M. Rouyer. Si je ne me trompe, c'est d'après les observations qui ont été faites à l'Assemblée. M. Choudieu. J'observe à l'Assemblée que si on laisse des dépôts, ce n'est pas dans Paris qu'ils

seront utiles, c'est dans nos places frontières. Ainsi je persiste dans ma proposition de porter aux frontières la totalité des troupes de ligne qui sont à Paris; et s'il est nécessaire d'en faire des dépôts, qu'ils soient faits dans les places fortes.

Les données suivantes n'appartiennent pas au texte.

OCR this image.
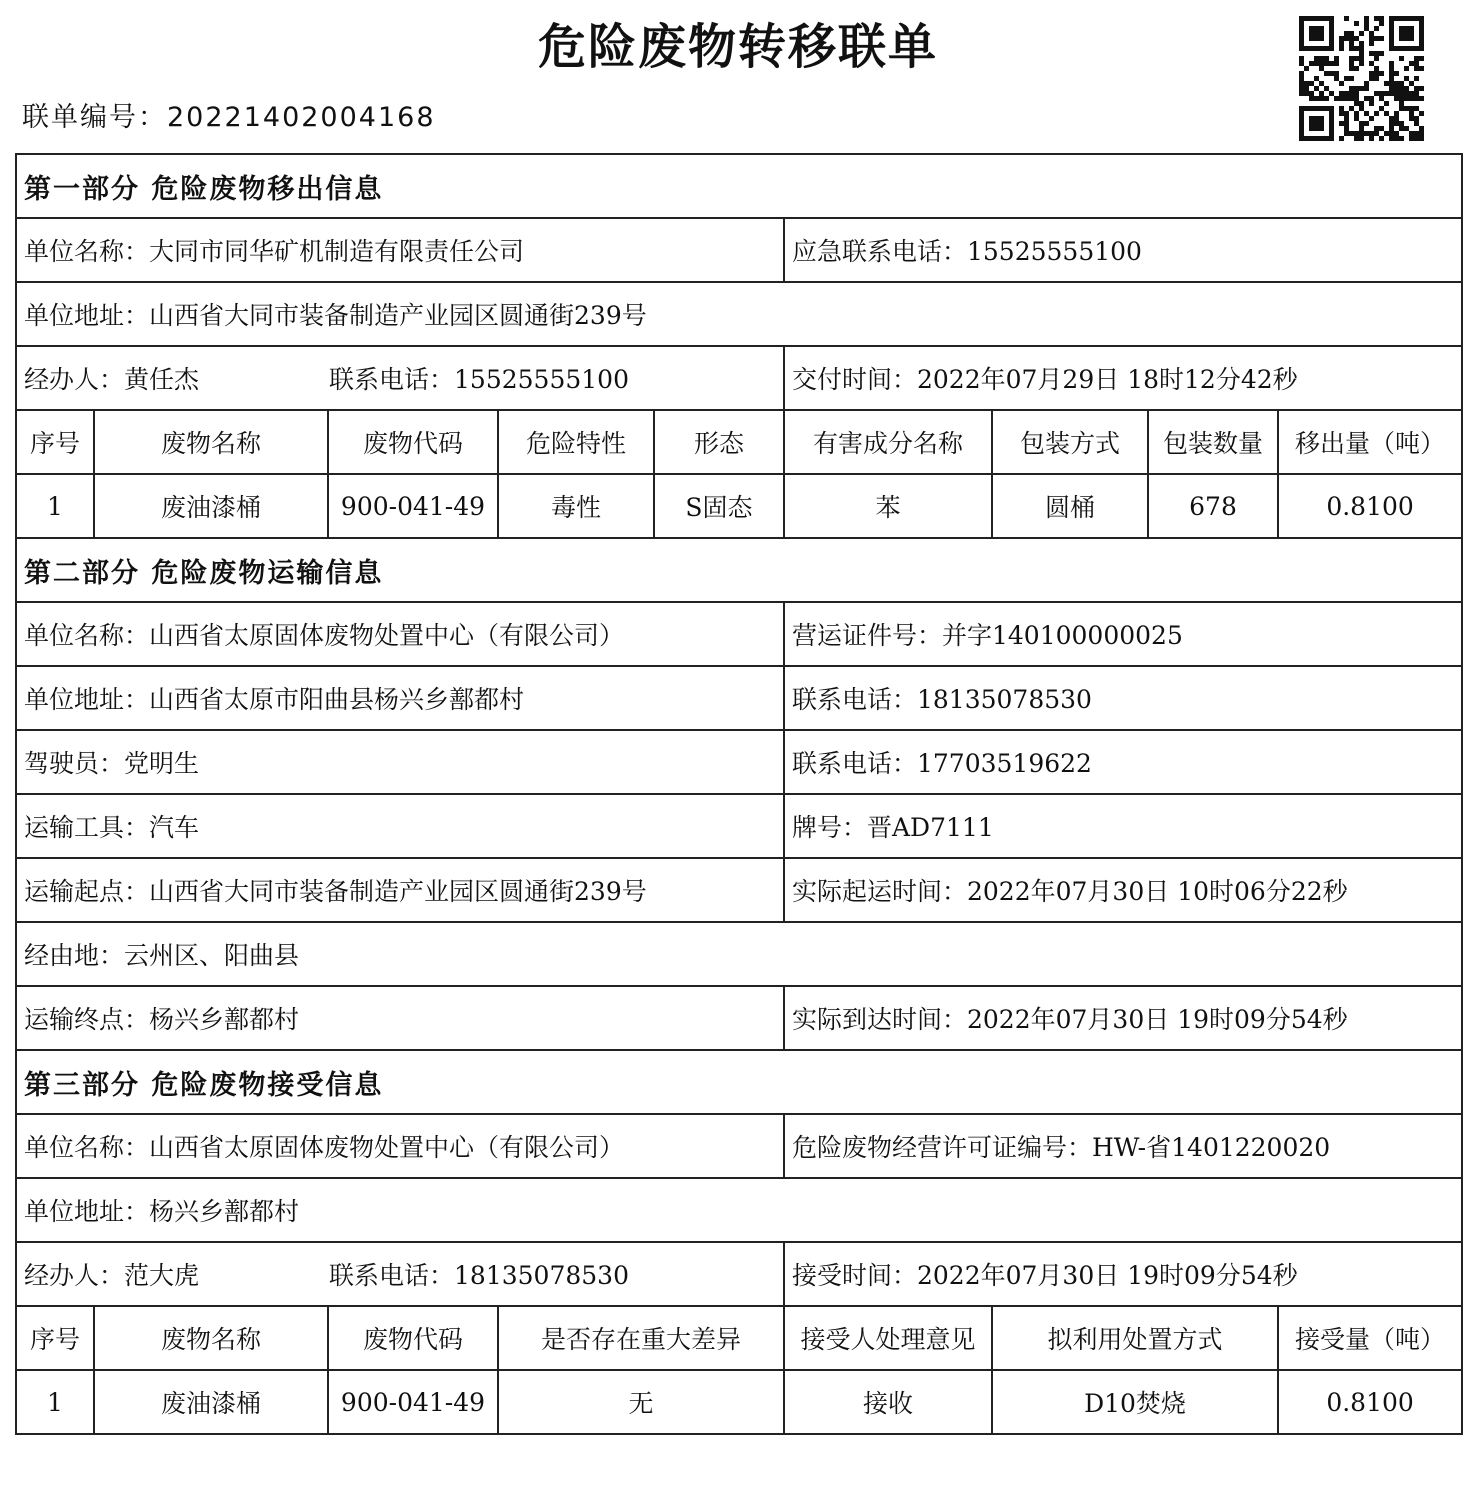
危险废物转移联单
联单编号：20221402004168
第一部分 危险废物移出信息								
单位名称：大同市同华矿机制造有限责任公司					应急联系电话：15525555100			
单位地址：山西省大同市装备制造产业园区圆通街239号								
经办人：黄任杰 联系电话：15525555100					交付时间：2022年07月29日 18时12分42秒			
序号	废物名称	废物代码	危险特性	形态	有害成分名称	包装方式	包装数量	移出量（吨）
1	废油漆桶	900-041-49	毒性	S固态	苯	圆桶	678	0.8100
第二部分 危险废物运输信息								
单位名称：山西省太原固体废物处置中心（有限公司）					营运证件号：并字140100000025			
单位地址：山西省太原市阳曲县杨兴乡鄯都村					联系电话：18135078530			
驾驶员：党明生					联系电话：17703519622			
运输工具：汽车					牌号：晋AD7111			
运输起点：山西省大同市装备制造产业园区圆通街239号					实际起运时间：2022年07月30日 10时06分22秒			
经由地：云州区、阳曲县								
运输终点：杨兴乡鄯都村					实际到达时间：2022年07月30日 19时09分54秒			
第三部分 危险废物接受信息								
单位名称：山西省太原固体废物处置中心（有限公司）					危险废物经营许可证编号：HW-省1401220020			
单位地址：杨兴乡鄯都村								
经办人：范大虎 联系电话：18135078530					接受时间：2022年07月30日 19时09分54秒			
序号	废物名称	废物代码	是否存在重大差异		接受人处理意见	拟利用处置方式		接受量（吨）
1	废油漆桶	900-041-49	无		接收	D10焚烧		0.8100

M. Delmas (de Toulouse). Il y a environ quinze jours que vous avez mis à la disposition du pouvoir exécutif toutes les troupes de ligne résidentes à Paris. Quelle est la partie de ces troupes de ligne que le ministre de la guerre a envoyée sur la frontière? Rien encore, et cependant, Messieurs, vous savez que les ennemis se portent à grands pas sur nos frontières. Vous devez savoir aussi qu'ils se porteut vers Montmédy, et que c'est peut-être le premier point de vos frontières qui sera incessamment attaqué. Or, comment se peut-il que le pouvoir exécutif, ayant à sa disposition, d'aprés un décret du Corps législatif, d'excellentes troupes, n'en ait pas encore disposé? Le ministre de la guerre, connaissant l'art militaire, a eu raison de vous dire que tous les hommes composant un régiment n'étaient pas en état, dans ce moment-ci, de faire la guerre, et qu'on avait complété les premiers bataillons aux dépens des seconds, et que les seconds formeraient un dépôt pour faire passer les hommes à mesure qu'ils seraient instruits, au premier bataillon. Mais, Messieurs, qui est-ce qui ne voit pas que cette proposition faite par le ministre de la guerre, n'a été absolument combinee que pour éluder votre décret? Tout le monde sera d'accord avec moi, que, dans tel moment que les premiers bataillons seront aux frontières, il n'est pas possible que ce qui restera d'un bataillon puisse être ici en dépôt; car comment pourra-t-on me persuader qu'il est nécessaire, qu'il est utile d'établir des dépôts à 80 lieues des endroits où seront les bataillons? Messieurs, cela n'est pas possible, les dépôts doivent être à la proximité de leur bataillon.

Je pourrais rappeler ici les delices de Capoue. Est-ce dans une ville d'une population aussi considérable, que l'on me persuadera qu'il faut laisser ces dépôts? Non, Messieurs, ici on ne peut pas donner au soldat le degré d'instruction qui lui est nécessaire. A tout instant le soldat est distrait ou par ses plaisirs ou par ses habitudes. Vous n'aurez de bons soldats que quand vous les aurez mis dans les camps, et qu'ils auront fait taire toutes leurs affections.

Je demande donc que le roi soit invité à disposer de ces troupes pour la sûreté de l'Empire.

M. Brunek. Aux termes de la Constitution, le Corps législatif a fait tout ce qu'il a pu faire en mettant les forces à la disposition du roi, et en levant le décret qu'il avait rendu, que les régiments de ligne quí étaient à Paris n'en pourraient être tirés que par un autre décret.

M. Gérardin. Je ne monte pas à la tribune pour m'opposer à la motion, mais pour me réjouir de ce qu'il n'existe plus d'inquiétudes à Paris, de ce qu'il n'existe plus cette multitude de conspirateurs qu'on nous présentait sans cesse, de ce qu'il n'est plus nécessaire d'une force répressive dans une aussi grande cité. Je dirai cependant avec quelques préopinants, que ce sont toujours les mêmes personnes qui nous ont répété sans cesse qu'il fallait amener 20,000 hommes à Paris, qui aujourd'hui veulent que la capitale éloigne de son sein les mêmes troupes qui peuvent assurer la liberté... (Murmures.)